Eine andere Methode, die ohne den Einsatz eines Kontrastmittels auskommt, ist das quantitative intrachondrale T2-Mapping. Hier lassen Messungen der T2-Relaxationszeiten im Knorpellayer mit zumeist 2-dimensionalen SE-Sequenzen Rückschlüsse auf den intrachondralen PG-, Kollagen- und freien Wassergehalt sowie die zonale Ultrastruktur, insbesondere der Kollagenorganisation und Kollagenfaserintegrität, des Knorpellayers zu.

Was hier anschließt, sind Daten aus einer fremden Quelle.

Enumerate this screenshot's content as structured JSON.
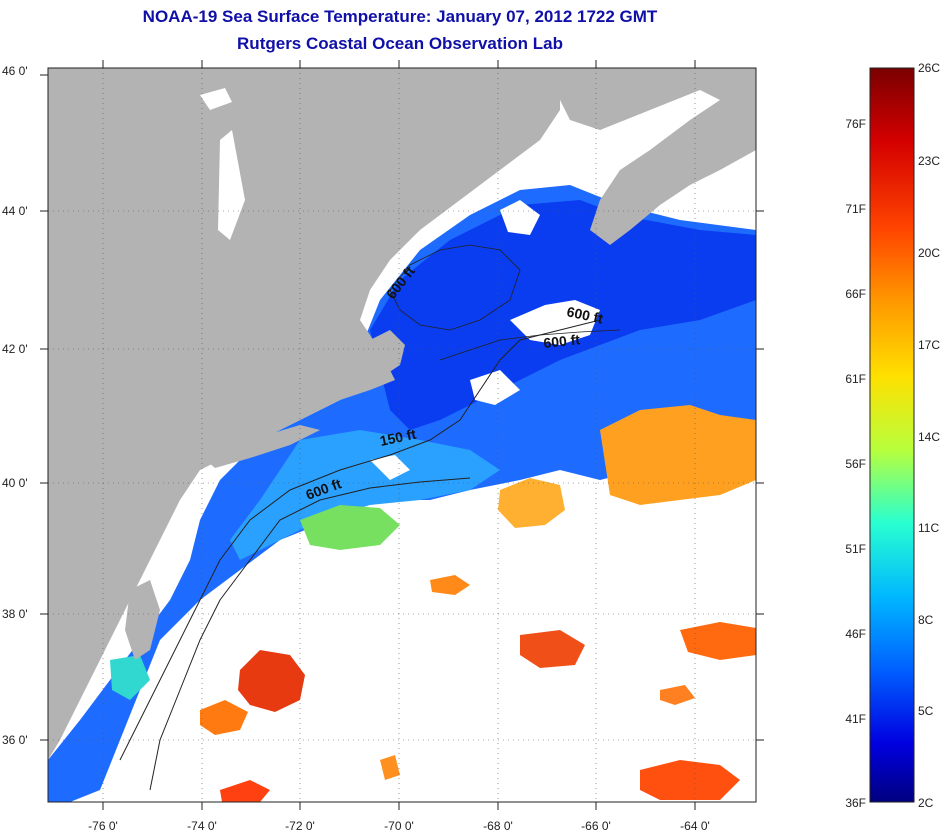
{
  "title": "NOAA-19 Sea Surface Temperature:  January 07, 2012 1722 GMT",
  "subtitle": "Rutgers Coastal Ocean Observation Lab",
  "axes": {
    "lat_labels": [
      "46 0'",
      "44 0'",
      "42 0'",
      "40 0'",
      "38 0'",
      "36 0'"
    ],
    "lon_labels": [
      "-76 0'",
      "-74 0'",
      "-72 0'",
      "-70 0'",
      "-68 0'",
      "-66 0'",
      "-64 0'"
    ]
  },
  "contour_labels": [
    "600 ft",
    "600 ft",
    "600 ft",
    "150 ft",
    "600 ft"
  ],
  "colorbar": {
    "celsius": [
      "26C",
      "23C",
      "20C",
      "17C",
      "14C",
      "11C",
      "8C",
      "5C",
      "2C"
    ],
    "fahrenheit": [
      "76F",
      "71F",
      "66F",
      "61F",
      "56F",
      "51F",
      "46F",
      "41F",
      "36F"
    ],
    "gradient": [
      "#7a0000",
      "#d40000",
      "#ff4500",
      "#ff9a00",
      "#ffe000",
      "#b8ff3c",
      "#28ffd0",
      "#00b8ff",
      "#0060ff",
      "#0000e0",
      "#000080"
    ]
  },
  "colors": {
    "land": "#b3b3b3",
    "water_cold": "#1040f0",
    "water_cool": "#1e78ff",
    "water_mid": "#28b4ff",
    "water_warm": "#ff9a1a",
    "cloud": "#ffffff",
    "title": "#1010a8"
  }
}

Neben dem Verlust an PG kommt es zu Veränderungen der extrazellulären Matrix und Schädigung innerhalb des kollagenen Fasernetzwerks. Ein Anstieg der T2-Zeiten, die farbkodiert dargestellt und mit anatomischen MR-Bildern gematcht werden (Abb. 12 und 13c), wird mit einer frühen Degeneration bzw. Zerstörung des Kollagenfasernetzwerks und mit einem erhöhten intrachondralem Gehalt an freiem Wasser in Verbindung gebracht. Auf der anderen Seite tragen viele Einflussfaktoren wie z.B. der Hydrierungszustand des Patienten oder der sog. „magic angle“-Effekt zum T2-Signal bei [25, 64, 77], weshalb auch gerne T2*-Maps gemacht werden (Abb. 12). Erhöhte T2-Werte fanden sich in Patienten mit Hüftdysplasie und früher OA (Kellgren-Lawrence 1–2) [84] und in Patienten mit femoraler Osteonekrose und erhaltener Sphärizität des Hüftkopfs, jeweils im Vergleich mit gesunden Kontrollgruppen [144].
Vor Kurzem konnte mit dieser Technik erstmals nachgewiesen werden, dass sich humaner hyaliner Gelenkknorpel unter Laufbelastung regenerieren kann, was in der OA-Forschung so bisher in vivo beim Menschen nicht gelungen ist [110, 111]. Ein Nachteil der Technik ist die fehlende Spezifität für den Gehalt an GAG-Molekülen im Knorpel bei allerdings deutlich reduzierter Untersuchungsdauer. Neuere Untersuchungen deuten auf einen Vorteil der Kombination aus T2-Mapping und dGEMRIC hin, die dann eine hohe Sensitivität und Spezifität kombinieren [63, 7], aber natürlich auch einen deutlichen zeitlichen Aufwand implementieren. Diese Techniken sind daher derzeit im Routinebetrieb nicht etabliert und zumeist Gegenstand wissenschaftlicher Studien.